What I envision in this C&M is a few guys going around and greasing zerk fittings, firing up some motors and pumps, grading the roads every once in awhile, and repairing drainage issues to keep the pit walls stable. I could see all of that taking up a few million. I don't see them being able to hang a "keep out" sign on the mine gate and spend $0 without coming back to a complete wreck in five years....it would become a local shooting range full of old shot up washing machines and a swimming hole in the summer in the phase 7 pit.
1000 shares of TC at $1.39.
260,000 ounces of gold mined per year for the first 5 years of full production (maybe a bit more if recoveries improve).

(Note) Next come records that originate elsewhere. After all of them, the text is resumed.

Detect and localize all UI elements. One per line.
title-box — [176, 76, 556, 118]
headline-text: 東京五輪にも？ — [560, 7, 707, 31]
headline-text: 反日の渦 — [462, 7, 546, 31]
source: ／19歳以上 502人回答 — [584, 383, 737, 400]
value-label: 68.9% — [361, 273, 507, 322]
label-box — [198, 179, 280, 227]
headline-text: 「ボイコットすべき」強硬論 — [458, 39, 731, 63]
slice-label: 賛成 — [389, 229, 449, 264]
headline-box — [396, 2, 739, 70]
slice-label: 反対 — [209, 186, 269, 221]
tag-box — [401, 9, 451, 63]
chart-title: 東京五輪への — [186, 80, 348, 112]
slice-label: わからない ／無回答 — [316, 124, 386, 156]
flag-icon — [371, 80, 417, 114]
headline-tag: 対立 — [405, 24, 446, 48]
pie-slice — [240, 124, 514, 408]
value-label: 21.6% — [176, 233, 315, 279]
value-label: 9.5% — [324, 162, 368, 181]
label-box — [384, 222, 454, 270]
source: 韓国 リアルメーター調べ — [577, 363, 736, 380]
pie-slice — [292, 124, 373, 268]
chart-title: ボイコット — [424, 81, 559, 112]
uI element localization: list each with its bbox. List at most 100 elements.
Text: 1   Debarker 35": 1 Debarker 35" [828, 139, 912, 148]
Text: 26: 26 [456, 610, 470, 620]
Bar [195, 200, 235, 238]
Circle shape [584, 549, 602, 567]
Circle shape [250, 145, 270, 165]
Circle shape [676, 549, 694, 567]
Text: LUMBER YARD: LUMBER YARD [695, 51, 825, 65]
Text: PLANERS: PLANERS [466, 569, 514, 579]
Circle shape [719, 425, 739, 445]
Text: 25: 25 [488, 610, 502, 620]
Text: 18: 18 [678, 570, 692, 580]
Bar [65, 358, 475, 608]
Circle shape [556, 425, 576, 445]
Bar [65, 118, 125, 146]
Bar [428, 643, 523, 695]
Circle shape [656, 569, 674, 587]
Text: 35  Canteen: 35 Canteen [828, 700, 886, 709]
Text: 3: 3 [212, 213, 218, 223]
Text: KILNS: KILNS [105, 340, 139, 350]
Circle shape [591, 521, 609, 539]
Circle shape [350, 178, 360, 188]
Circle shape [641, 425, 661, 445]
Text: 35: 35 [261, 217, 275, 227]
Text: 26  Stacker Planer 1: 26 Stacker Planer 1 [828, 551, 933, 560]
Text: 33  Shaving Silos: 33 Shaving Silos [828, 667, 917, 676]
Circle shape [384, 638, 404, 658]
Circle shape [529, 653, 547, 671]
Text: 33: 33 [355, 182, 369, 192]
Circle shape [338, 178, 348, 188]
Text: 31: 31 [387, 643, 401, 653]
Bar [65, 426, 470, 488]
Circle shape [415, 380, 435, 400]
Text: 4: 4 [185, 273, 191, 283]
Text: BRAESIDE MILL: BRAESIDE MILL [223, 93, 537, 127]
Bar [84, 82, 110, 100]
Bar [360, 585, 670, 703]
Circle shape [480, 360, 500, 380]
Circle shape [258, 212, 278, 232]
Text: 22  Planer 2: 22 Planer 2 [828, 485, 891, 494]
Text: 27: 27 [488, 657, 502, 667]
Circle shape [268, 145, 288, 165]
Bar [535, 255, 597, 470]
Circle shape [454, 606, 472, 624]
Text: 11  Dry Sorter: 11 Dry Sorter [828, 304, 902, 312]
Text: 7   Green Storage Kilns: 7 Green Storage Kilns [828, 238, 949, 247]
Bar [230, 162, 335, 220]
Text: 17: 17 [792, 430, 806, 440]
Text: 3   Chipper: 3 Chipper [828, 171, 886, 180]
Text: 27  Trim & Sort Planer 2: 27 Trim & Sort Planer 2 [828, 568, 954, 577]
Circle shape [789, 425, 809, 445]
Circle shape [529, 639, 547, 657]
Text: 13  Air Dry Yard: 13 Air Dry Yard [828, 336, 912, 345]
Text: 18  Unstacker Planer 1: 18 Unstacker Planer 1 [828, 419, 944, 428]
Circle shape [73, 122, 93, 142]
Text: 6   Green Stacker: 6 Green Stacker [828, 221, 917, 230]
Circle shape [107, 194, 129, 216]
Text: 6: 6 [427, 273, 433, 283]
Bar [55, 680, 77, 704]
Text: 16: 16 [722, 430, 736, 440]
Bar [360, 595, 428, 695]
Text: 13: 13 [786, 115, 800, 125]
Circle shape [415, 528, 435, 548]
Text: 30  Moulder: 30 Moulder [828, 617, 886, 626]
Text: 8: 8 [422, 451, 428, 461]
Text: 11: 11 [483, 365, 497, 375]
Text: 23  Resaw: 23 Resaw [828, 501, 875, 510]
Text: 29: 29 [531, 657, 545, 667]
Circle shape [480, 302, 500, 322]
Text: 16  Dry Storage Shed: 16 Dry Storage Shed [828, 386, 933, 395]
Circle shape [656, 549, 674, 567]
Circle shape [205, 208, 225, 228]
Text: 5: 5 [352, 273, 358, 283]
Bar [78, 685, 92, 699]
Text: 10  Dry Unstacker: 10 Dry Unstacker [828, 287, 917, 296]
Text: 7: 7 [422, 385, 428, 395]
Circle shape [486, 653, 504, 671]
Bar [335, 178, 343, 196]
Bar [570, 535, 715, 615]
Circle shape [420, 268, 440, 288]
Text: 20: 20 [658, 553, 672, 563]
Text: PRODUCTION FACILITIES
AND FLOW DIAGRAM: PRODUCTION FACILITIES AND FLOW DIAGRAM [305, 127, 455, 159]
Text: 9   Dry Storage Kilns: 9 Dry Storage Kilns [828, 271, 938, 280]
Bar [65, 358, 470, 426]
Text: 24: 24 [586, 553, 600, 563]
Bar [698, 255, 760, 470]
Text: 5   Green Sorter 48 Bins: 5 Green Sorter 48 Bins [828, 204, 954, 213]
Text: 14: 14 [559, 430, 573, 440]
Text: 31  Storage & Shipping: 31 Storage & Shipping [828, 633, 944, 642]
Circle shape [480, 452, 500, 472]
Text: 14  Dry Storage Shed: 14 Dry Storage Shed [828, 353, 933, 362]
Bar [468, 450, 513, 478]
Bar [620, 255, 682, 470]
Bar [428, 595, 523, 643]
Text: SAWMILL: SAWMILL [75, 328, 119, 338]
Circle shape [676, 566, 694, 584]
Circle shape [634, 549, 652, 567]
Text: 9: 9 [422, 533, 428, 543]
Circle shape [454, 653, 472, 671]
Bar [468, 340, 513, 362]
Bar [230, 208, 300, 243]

52.5% goes to Royal at $435 for a $60 million dollar payment.
90,000,000 ounces of copper mined during the first 5 years of full production
$261,000,000 at $2.90 copper.
That is $321,000,000 of revenue costs around $260,000,000 to produce = $61,000,000 cash flow.
After $300m of bonds retired, remaining ~$600m of long term debt financed at average 8% = $48m
Leaves us with $13m for moly C&M and 123,500 ounces of free gold per year.
226m shares outstanding, so every year we produce about 0.55 ounces of gold per 1000 shares.
10k shares and 10 years gives you 55 ounces of gold, plus whatever the moly assets are worth then.
With oil at $62, iron ore at a 5 year low (so cheap steel), and shutting down of high cost mines, I do not see MM production costs going anywhere but down. Add to that Perron's conservative nature and maybe we see $0.50 copper cash costs.
If things can just hold out metal wise until part of the debt is retired and part is refinanced at 7%, this is going to be a gold mine.
I paid $1200 for 16 megabytes of computer memory in 1995, today I can buy 16 gigabytes for $120.
It is catching a falling knife but at this price level TC is a butter knife.
Anyway, we will know more next year at this time how metals and TC performed.
I have a bid in for 1000 at $1.39, 1000 at 1.29, 1.19, 1.09, and finally 0.99.
5000 shares additional. Just bottom fishing and fartin around.
It has worked ok pretty well holding.